Письмо 5
Честно, середину я плохо помню. Все-таки больше пятнадцати лет прошло. Помню, что когда ты в следующий раз решился, ты начинал все сначала. Так, как будто того раза не было. Опять говорил, что это неправильно, приближался и отодвигался, а я все понять не могла – ну ладно в первый раз. Но сейчас то уже перейден Рубикон! Потом мне стали в голову закрадываться мысли, что ты реально тот раз не помнишь. Ох уж эта память твоя избирательная!
Жизнь реально интереснее кинематографа. Через три года вышел фильм «50 первых поцелуев» и все бурно его обсуждали, а я все это уже пережила. Я тогда первый раз задумалась, что об этом можно писать роман. Даже придумывать ничего не надо. Но ты был так узнаваем, даже смена имени не помогла бы, а я не хотела тебе ничего ломать.
Я и сейчас пишу, почти не употребляя ни конкретных слов, ни имен и это ничего не спасет – ты узнаваем. Просто ты действительно уникальный во всем – в мироощущении, в поступках, в косяках.
Так вот, ты начинал все сначала. Какое-то время я бесилась, потом меня вся эта история стала даже забавлять. В этом был особый кайф – каждый раз та же самая нежность, нерешительность даже, трепет. Первый раз ты даже посмелее был. Там ты видимо решился и летел вниз. Это как с парашютом прыгнуть – шаг уже сделал, нет смысла дергаться, уже летишь. А в последующие разы как будто еще только пытался этот шаг сделать.
Вот уж где я научилась принимать и отпускать ситуацию. Сейчас это модно, этому из каждого утюга лечат, а тогда это был вообще единственно возможный способ существования. В твою голову залезть невозможно и на что и когда ты решишься в следующий раз, было абсолютно непрогнозируемо. Если сидеть и ждать этого события, можно поехать крышей.
Поэтому я жила на всю катушку. Нет, в моей жизни не было другого мужчины, хотя шансов было миллион. У меня просто не было потребности в другом мужчине.
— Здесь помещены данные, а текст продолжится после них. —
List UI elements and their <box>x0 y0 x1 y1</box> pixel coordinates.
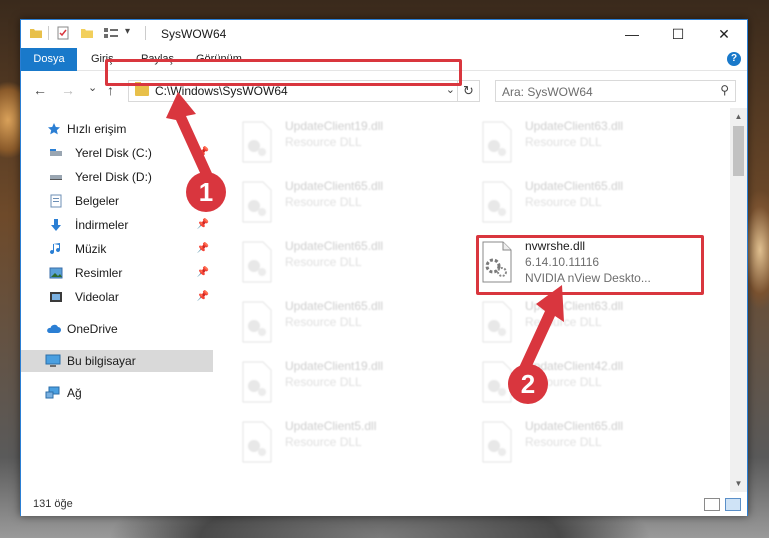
annotation-arrows <box>166 92 564 379</box>
step-1-badge: 1 <box>186 172 226 212</box>
step-2-badge: 2 <box>508 364 548 404</box>
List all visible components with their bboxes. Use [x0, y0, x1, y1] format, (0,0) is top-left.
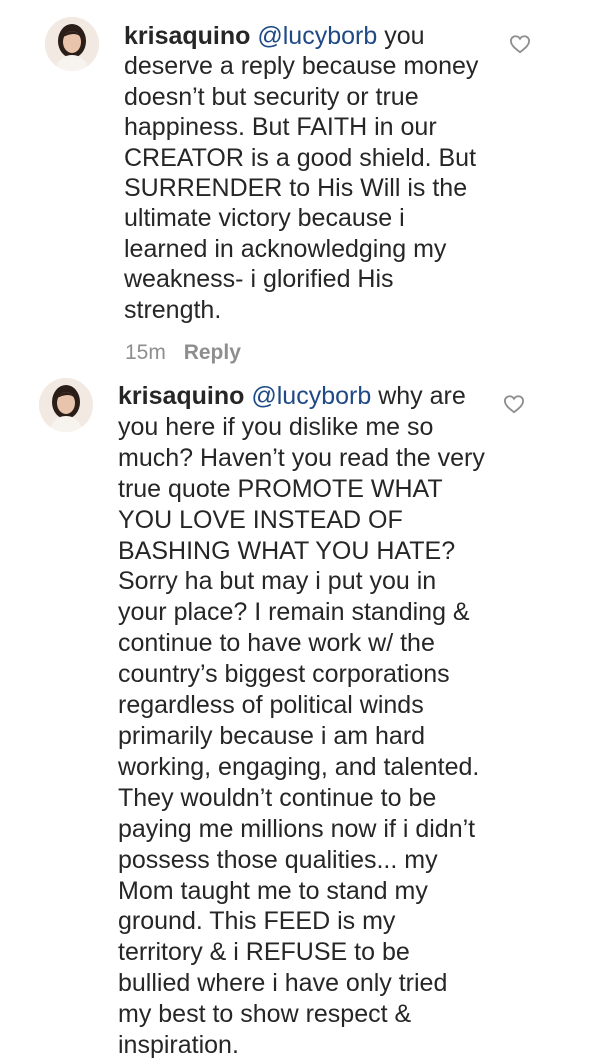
- avatar[interactable]: [45, 17, 99, 71]
- heart-outline-icon[interactable]: [509, 34, 531, 54]
- comment-body: krisaquino @lucyborb why are you here if…: [118, 381, 486, 1061]
- comment-text: you deserve a reply because money doesn’…: [124, 22, 479, 324]
- comment-1: krisaquino @lucyborb you deserve a reply…: [0, 0, 606, 370]
- comment-timestamp: 15m: [125, 341, 166, 364]
- comment-mention[interactable]: @lucyborb: [251, 382, 371, 410]
- comment-username[interactable]: krisaquino: [118, 382, 244, 410]
- avatar[interactable]: [39, 378, 93, 432]
- comment-text: why are you here if you dislike me so mu…: [118, 382, 485, 1060]
- comment-mention[interactable]: @lucyborb: [257, 22, 377, 50]
- reply-button[interactable]: Reply: [184, 341, 241, 364]
- heart-outline-icon[interactable]: [503, 394, 525, 414]
- comment-meta: 15m Reply: [125, 341, 241, 365]
- comment-2: krisaquino @lucyborb why are you here if…: [0, 370, 606, 1062]
- comment-username[interactable]: krisaquino: [124, 22, 250, 50]
- comment-body: krisaquino @lucyborb you deserve a reply…: [124, 21, 482, 325]
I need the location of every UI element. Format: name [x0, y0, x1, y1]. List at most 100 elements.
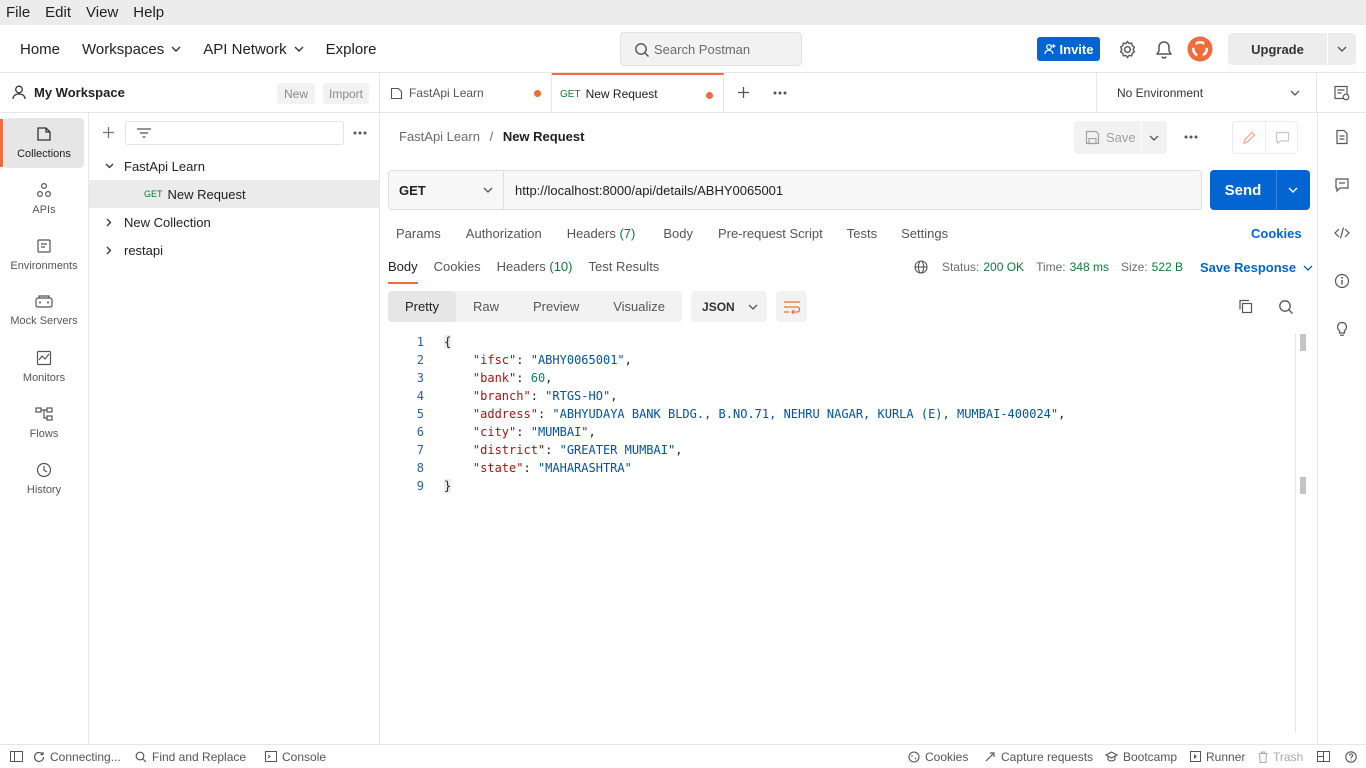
- bootcamp-button[interactable]: Bootcamp: [1105, 750, 1177, 764]
- environment-quick-look-icon[interactable]: [1334, 85, 1350, 101]
- code-line: "city": "MUMBAI",: [472, 425, 596, 439]
- breadcrumb-current[interactable]: New Request: [503, 129, 585, 144]
- avatar[interactable]: [1187, 36, 1213, 62]
- invite-button[interactable]: Invite: [1037, 37, 1100, 61]
- nav-api-network[interactable]: API Network: [203, 41, 304, 58]
- copy-icon[interactable]: [1238, 299, 1253, 314]
- comments-icon[interactable]: [1334, 177, 1350, 193]
- status-value[interactable]: 200 OK: [983, 260, 1024, 274]
- nav-workspaces[interactable]: Workspaces: [82, 41, 181, 58]
- view-raw[interactable]: Raw: [456, 291, 516, 322]
- documentation-icon[interactable]: [1334, 129, 1350, 145]
- tree-item-restapi[interactable]: restapi: [89, 236, 379, 264]
- cookies-button[interactable]: Cookies: [908, 750, 968, 764]
- view-preview[interactable]: Preview: [516, 291, 596, 322]
- capture-requests-button[interactable]: Capture requests: [984, 750, 1093, 764]
- chevron-down-icon[interactable]: [1328, 46, 1356, 52]
- rail-apis[interactable]: APIs: [4, 174, 84, 224]
- chevron-down-icon[interactable]: [1288, 187, 1298, 193]
- tab-settings[interactable]: Settings: [901, 226, 948, 241]
- two-pane-view-icon[interactable]: [1317, 751, 1335, 762]
- breadcrumb: FastApi Learn / New Request: [399, 129, 585, 144]
- upgrade-button[interactable]: Upgrade: [1228, 33, 1356, 65]
- code-icon[interactable]: [1334, 225, 1350, 241]
- request-tabs-bar: FastApi Learn GET New Request No Environ…: [380, 73, 1366, 113]
- send-button[interactable]: Send: [1210, 170, 1310, 210]
- size-value[interactable]: 522 B: [1152, 260, 1183, 274]
- wrap-lines-button[interactable]: [776, 291, 808, 322]
- find-replace-button[interactable]: Find and Replace: [135, 750, 246, 764]
- trash-button[interactable]: Trash: [1258, 750, 1303, 764]
- info-icon[interactable]: [1334, 273, 1350, 289]
- collection-filter-input[interactable]: [125, 121, 344, 145]
- comment-icon[interactable]: [1275, 131, 1290, 145]
- flows-icon: [35, 407, 53, 421]
- help-icon[interactable]: [1345, 750, 1362, 763]
- runner-button[interactable]: Runner: [1190, 750, 1245, 764]
- menu-edit[interactable]: Edit: [45, 4, 71, 21]
- toggle-sidebar-icon[interactable]: [10, 751, 28, 762]
- tab-pre-request-script[interactable]: Pre-request Script: [718, 226, 823, 241]
- more-actions-icon[interactable]: [1184, 135, 1198, 139]
- tab-new-request[interactable]: GET New Request: [552, 73, 724, 113]
- lightbulb-icon[interactable]: [1334, 321, 1350, 337]
- more-options-icon[interactable]: [353, 131, 367, 135]
- response-tab-cookies[interactable]: Cookies: [434, 259, 481, 284]
- tab-authorization[interactable]: Authorization: [466, 226, 542, 241]
- rail-environments[interactable]: Environments: [4, 230, 84, 280]
- nav-home[interactable]: Home: [20, 41, 60, 58]
- settings-gear-icon[interactable]: [1118, 40, 1137, 59]
- menu-file[interactable]: File: [6, 4, 30, 21]
- rail-mock-servers[interactable]: Mock Servers: [4, 286, 84, 336]
- import-button[interactable]: Import: [323, 83, 369, 104]
- tab-headers[interactable]: Headers (7): [567, 226, 636, 241]
- format-select[interactable]: JSON: [691, 291, 768, 322]
- search-input[interactable]: Search Postman: [620, 32, 802, 66]
- chevron-down-icon[interactable]: [1149, 135, 1159, 141]
- scrollbar-thumb[interactable]: [1300, 334, 1306, 351]
- time-value[interactable]: 348 ms: [1070, 260, 1109, 274]
- tab-fastapi-learn[interactable]: FastApi Learn: [380, 73, 552, 113]
- rail-collections[interactable]: Collections: [4, 118, 84, 168]
- response-body[interactable]: 1 { 2 "ifsc": "ABHY0065001", 3 "bank": 6…: [380, 333, 1295, 738]
- rail-history[interactable]: History: [4, 454, 84, 504]
- save-button[interactable]: Save: [1074, 121, 1167, 154]
- response-tab-body[interactable]: Body: [388, 259, 418, 284]
- menu-view[interactable]: View: [86, 4, 118, 21]
- url-bar: GET http://localhost:8000/api/details/AB…: [388, 170, 1202, 210]
- rail-flows[interactable]: Flows: [4, 398, 84, 448]
- view-pretty[interactable]: Pretty: [388, 291, 456, 322]
- tree-item-fastapi-learn[interactable]: FastApi Learn: [89, 152, 379, 180]
- connection-status[interactable]: Connecting...: [33, 750, 121, 764]
- code-line: "state": "MAHARASHTRA": [472, 461, 632, 475]
- response-tab-test-results[interactable]: Test Results: [589, 259, 660, 284]
- console-button[interactable]: Console: [265, 750, 326, 764]
- view-visualize[interactable]: Visualize: [596, 291, 682, 322]
- new-tab-plus-icon[interactable]: [737, 86, 750, 99]
- scrollbar-thumb[interactable]: [1300, 477, 1306, 494]
- globe-icon[interactable]: [914, 260, 928, 274]
- tab-body[interactable]: Body: [663, 226, 693, 241]
- breadcrumb-parent[interactable]: FastApi Learn: [399, 129, 480, 144]
- menu-help[interactable]: Help: [133, 4, 164, 21]
- url-input[interactable]: http://localhost:8000/api/details/ABHY00…: [504, 183, 783, 198]
- more-tabs-icon[interactable]: [773, 91, 787, 95]
- new-button[interactable]: New: [277, 83, 315, 104]
- edit-pencil-icon[interactable]: [1242, 131, 1256, 145]
- method-select[interactable]: GET: [389, 171, 504, 209]
- tab-tests[interactable]: Tests: [847, 226, 877, 241]
- code-line: "ifsc": "ABHY0065001",: [472, 353, 632, 367]
- tree-item-new-request[interactable]: GET New Request: [89, 180, 379, 208]
- response-tab-headers[interactable]: Headers (10): [497, 259, 573, 284]
- tab-params[interactable]: Params: [396, 226, 441, 241]
- add-collection-icon[interactable]: [102, 126, 115, 139]
- search-response-icon[interactable]: [1278, 299, 1294, 315]
- tree-item-new-collection[interactable]: New Collection: [89, 208, 379, 236]
- notifications-bell-icon[interactable]: [1155, 40, 1173, 59]
- save-response-button[interactable]: Save Response: [1200, 260, 1313, 275]
- nav-explore[interactable]: Explore: [326, 41, 377, 58]
- rail-monitors[interactable]: Monitors: [4, 342, 84, 392]
- chevron-down-icon: [1303, 265, 1313, 271]
- cookies-link[interactable]: Cookies: [1251, 226, 1302, 241]
- environment-select[interactable]: No Environment: [1096, 73, 1316, 113]
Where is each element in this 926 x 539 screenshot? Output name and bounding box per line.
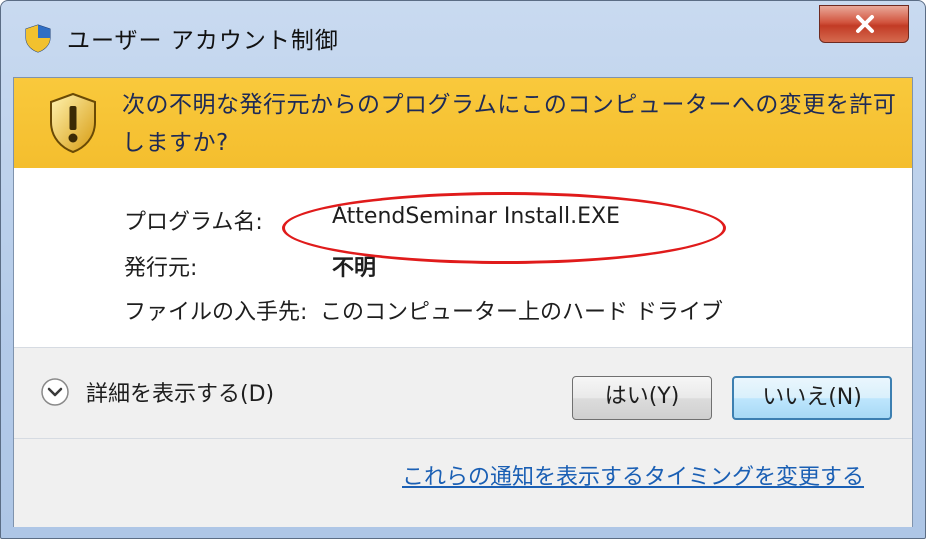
uac-dialog-window: ユーザー アカウント制御 次の不明な発行元からのプログラムにこのコンピューターへ… (0, 0, 926, 539)
origin-row: ファイルの入手先: このコンピューター上のハード ドライブ (124, 294, 723, 326)
origin-value: このコンピューター上のハード ドライブ (320, 300, 723, 325)
no-button[interactable]: いいえ(N) (732, 376, 892, 420)
banner-message: 次の不明な発行元からのプログラムにこのコンピューターへの変更を許可しますか? (122, 92, 897, 156)
close-button[interactable] (819, 5, 909, 43)
window-title: ユーザー アカウント制御 (67, 28, 339, 54)
program-row: プログラム名: AttendSeminar Install.EXE (124, 204, 620, 236)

Любовь с тобой так отличалась от секса и так заряжала, что мне этого хватало от близости до близости. Как ни странно, несмотря на всю невротичность нашей ситуации, ты меня усиливал и уравновешивал. Ты давал мне землю. А когда мы расходились, я взлетала.
Я помню, когда я ехала к тебе в тот самый первый раз, у меня было такое светлое чувство, что я даже пожалела о безвинно прибитом комаре. Вроде и не кусал меня, так по инерции замочила. А после близости захотелось убить комара…
К чему это я? Возвращал на землю. В хорошем смысле этого выражения.
Но от близости до близости проходило много дней, твоих сомнений, твоих попыток опять стать друзьями, и в это время у меня было много встреч, событий и работы на трех работах сразу.
Я вообще жадная была до работы и до событий.
Но одну нашу встречу я все-таки помню очень хорошо. Ты даже не сам мне позвонил, а уговорил Таню. Зачем тебе это было нужно, я не поняла, я бы итак неслась к тебе босиком по стеклам, но наверно для тебя это было неочевидно. И ты не решался, боялся услышать, что я не могу. Поэтому звонила Таня. Вы уже где-то гуляли втроем еще с одним твоим другом, и ты уже нормально принял, почти засыпал за столом, поэтому мы полночи над тобой подшучивали. Как раз Розембаум пел про «А Ромка этого уже не видит», и это было очень по ситуации.
Если бы я только подумать могла, как поменяется смысл этой песни на буквальный через восемь лет!!! Как я буду кричать «Выключи!», потому что даже на мгновение не позволяла себе допустить мысль, что ты не выкарабкаешься.
Но до этого было еще далеко, а до тебя, такого счастливого, такого расслабленного (сколько пива вы уже успели выпить?) рукой подать.
Как-то мы всей толпой ко мне домой переместились, там ты залег на сундук и валялся, а я сидела рядом на полу и думала, что вот она, кажется, формула счастья – просто ты в моем доме. Можешь вообще ничего не делать, на диване валяться, а я буду смотреть на тебя и все. Впрочем, как-то раз, перед тем как поссориться, я это тебе уже писала. И подарила на диске на новый год. Я так и не узнала, прочитал ли ты это когда-нибудь… Тогда мне это казалось чем-то сродни письма Татьяны Лариной. Не так давно нашла, перечитала, ничего особенного.